Проспект 25-го Октября был пуст.
Фонари только что погасли, и каждый дом казался тупой коробкой с тусклыми стеклами. Он был пуст и безлюден, серый арктический рассвет лежал над ним, как падающее небо. На панелях, возле потускневших окон магазинов и черных ворот, стояли закутанные в огромные шубы сторожа, продрогшие до костей, но еще сохраняющие торжественную неподвижность своего ночного одиночества.
Был ветер, крыши серели и таяли.
— Степан Степанович, вы любите Невский проспект? — спросил Драгоманов очень свободно и закинул ногу на ногу. Они уже сидели в трамвае. — Я его прямо терпеть не могу. Единственная часть города, которую если не люблю, так по меньшей мере уважаю, — это Васильевский остров. Я думаю, что если бы Петру удалось из него Венецию сделать, так это было бы самое забавное место на земном шаре. И, кроме того, там очень пивные хороши, на Васильевском. Я много ездил по Востоку, видел все эти портовые кабаки — они с лингвистической стороны действительно очень интересны.
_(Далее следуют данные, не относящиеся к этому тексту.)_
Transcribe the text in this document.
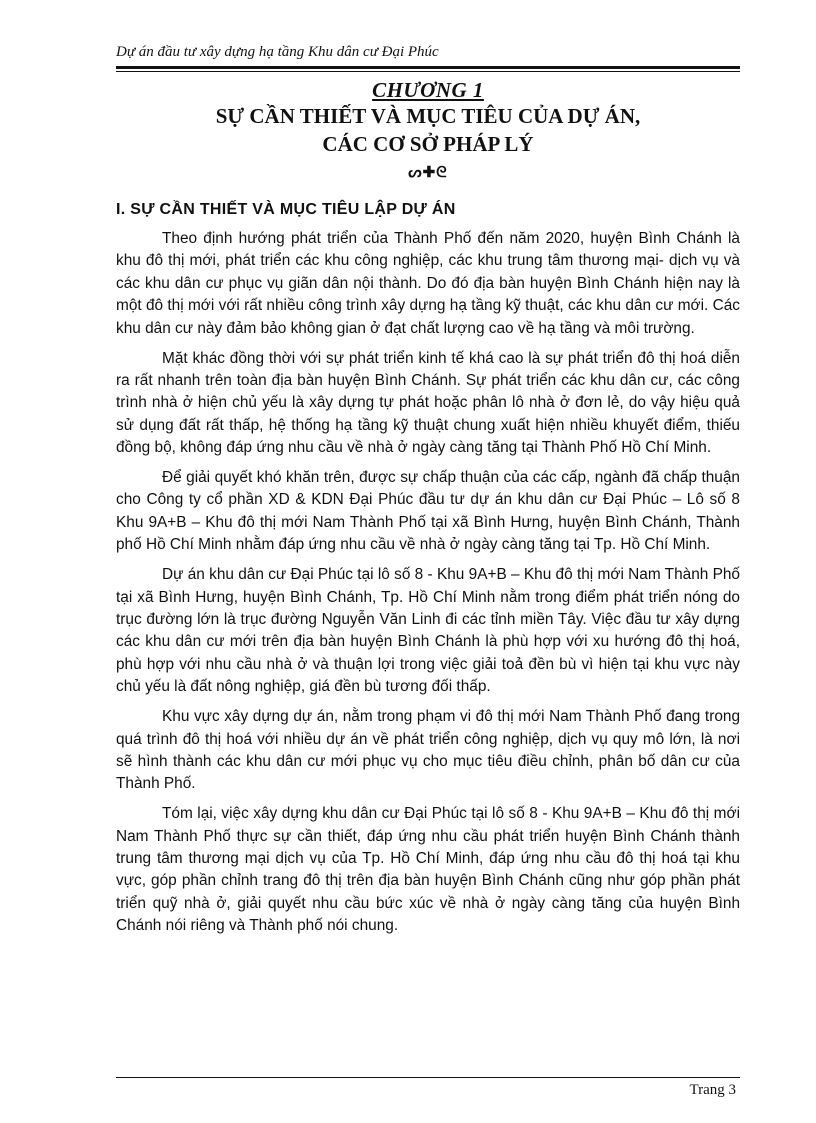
Dự án đầu tư xây dựng hạ tầng Khu dân cư Đại Phúc
CHƯƠNG 1
SỰ CẦN THIẾT VÀ MỤC TIÊU CỦA DỰ ÁN,
CÁC CƠ SỞ PHÁP LÝ
ᔕ✚ᘓ
I. SỰ CẦN THIẾT VÀ MỤC TIÊU LẬP DỰ ÁN

Theo định hướng phát triển của Thành Phố đến năm 2020, huyện Bình Chánh là khu đô thị mới, phát triển các khu công nghiệp, các khu trung tâm thương mại- dịch vụ và các khu dân cư phục vụ giãn dân nội thành. Do đó địa bàn huyện Bình Chánh hiện nay là một đô thị mới với rất nhiều công trình xây dựng hạ tầng kỹ thuật, các khu dân cư mới. Các khu dân cư này đảm bảo không gian ở đạt chất lượng cao về hạ tầng và môi trường.

Mặt khác đồng thời với sự phát triển kinh tế khá cao là sự phát triển đô thị hoá diễn ra rất nhanh trên toàn địa bàn huyện Bình Chánh. Sự phát triển các khu dân cư, các công trình nhà ở hiện chủ yếu là xây dựng tự phát hoặc phân lô nhà ở đơn lẻ, do vậy hiệu quả sử dụng đất rất thấp, hệ thống hạ tầng kỹ thuật chung xuất hiện nhiều khuyết điểm, thiếu đồng bộ, không đáp ứng nhu cầu về nhà ở ngày càng tăng tại Thành Phố Hồ Chí Minh.

Để giải quyết khó khăn trên, được sự chấp thuận của các cấp, ngành đã chấp thuận cho Công ty cổ phần XD & KDN Đại Phúc đầu tư dự án khu dân cư Đại Phúc – Lô số 8 Khu 9A+B – Khu đô thị mới Nam Thành Phố tại xã Bình Hưng, huyện Bình Chánh, Thành phố Hồ Chí Minh nhằm đáp ứng nhu cầu về nhà ở ngày càng tăng tại Tp. Hồ Chí Minh.

Dự án khu dân cư Đại Phúc tại lô số 8 - Khu 9A+B – Khu đô thị mới Nam Thành Phố tại xã Bình Hưng, huyện Bình Chánh, Tp. Hồ Chí Minh nằm trong điểm phát triển nóng do trục đường lớn là trục đường Nguyễn Văn Linh đi các tỉnh miền Tây. Việc đầu tư xây dựng các khu dân cư mới trên địa bàn huyện Bình Chánh là phù hợp với xu hướng đô thị hoá, phù hợp với nhu cầu nhà ở và thuận lợi trong việc giải toả đền bù vì hiện tại khu vực này chủ yếu là đất nông nghiệp, giá đền bù tương đối thấp.

Khu vực xây dựng dự án, nằm trong phạm vi đô thị mới Nam Thành Phố đang trong quá trình đô thị hoá với nhiều dự án về phát triển công nghiệp, dịch vụ quy mô lớn, là nơi sẽ hình thành các khu dân cư mới phục vụ cho mục tiêu điều chỉnh, phân bố dân cư của Thành Phố.

Tóm lại, việc xây dựng khu dân cư Đại Phúc tại lô số 8 - Khu 9A+B – Khu đô thị mới Nam Thành Phố thực sự cần thiết, đáp ứng nhu cầu phát triển huyện Bình Chánh thành trung tâm thương mại dịch vụ của Tp. Hồ Chí Minh, đáp ứng nhu cầu đô thị hoá tại khu vực, góp phần chỉnh trang đô thị trên địa bàn huyện Bình Chánh cũng như góp phần phát triển quỹ nhà ở, giải quyết nhu cầu bức xúc về nhà ở ngày càng tăng của huyện Bình Chánh nói riêng và Thành phố nói chung.

Trang 3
Я одно время портовым арго Средиземного моря очень увлекался. Но таких пивных, как на Васильевском острове, ни на Западе, ни на Востоке вы не встретите. Идешь себе где-нибудь по Двадцать седьмой линии, и вдруг в угловом доме, от которого один только угол и остался, стоит пивная. И все, что угодно, вы в ней можете получить! Колбаски эти, заперченные до того, что дух захватывает с непривычки. Горох к пиву. Воры сидят. И хозяин — тоже, несомненно, вор, но благообразный, почтенный, с окладистой бородой и с глазами ясными, молодыми. Очень хорошо.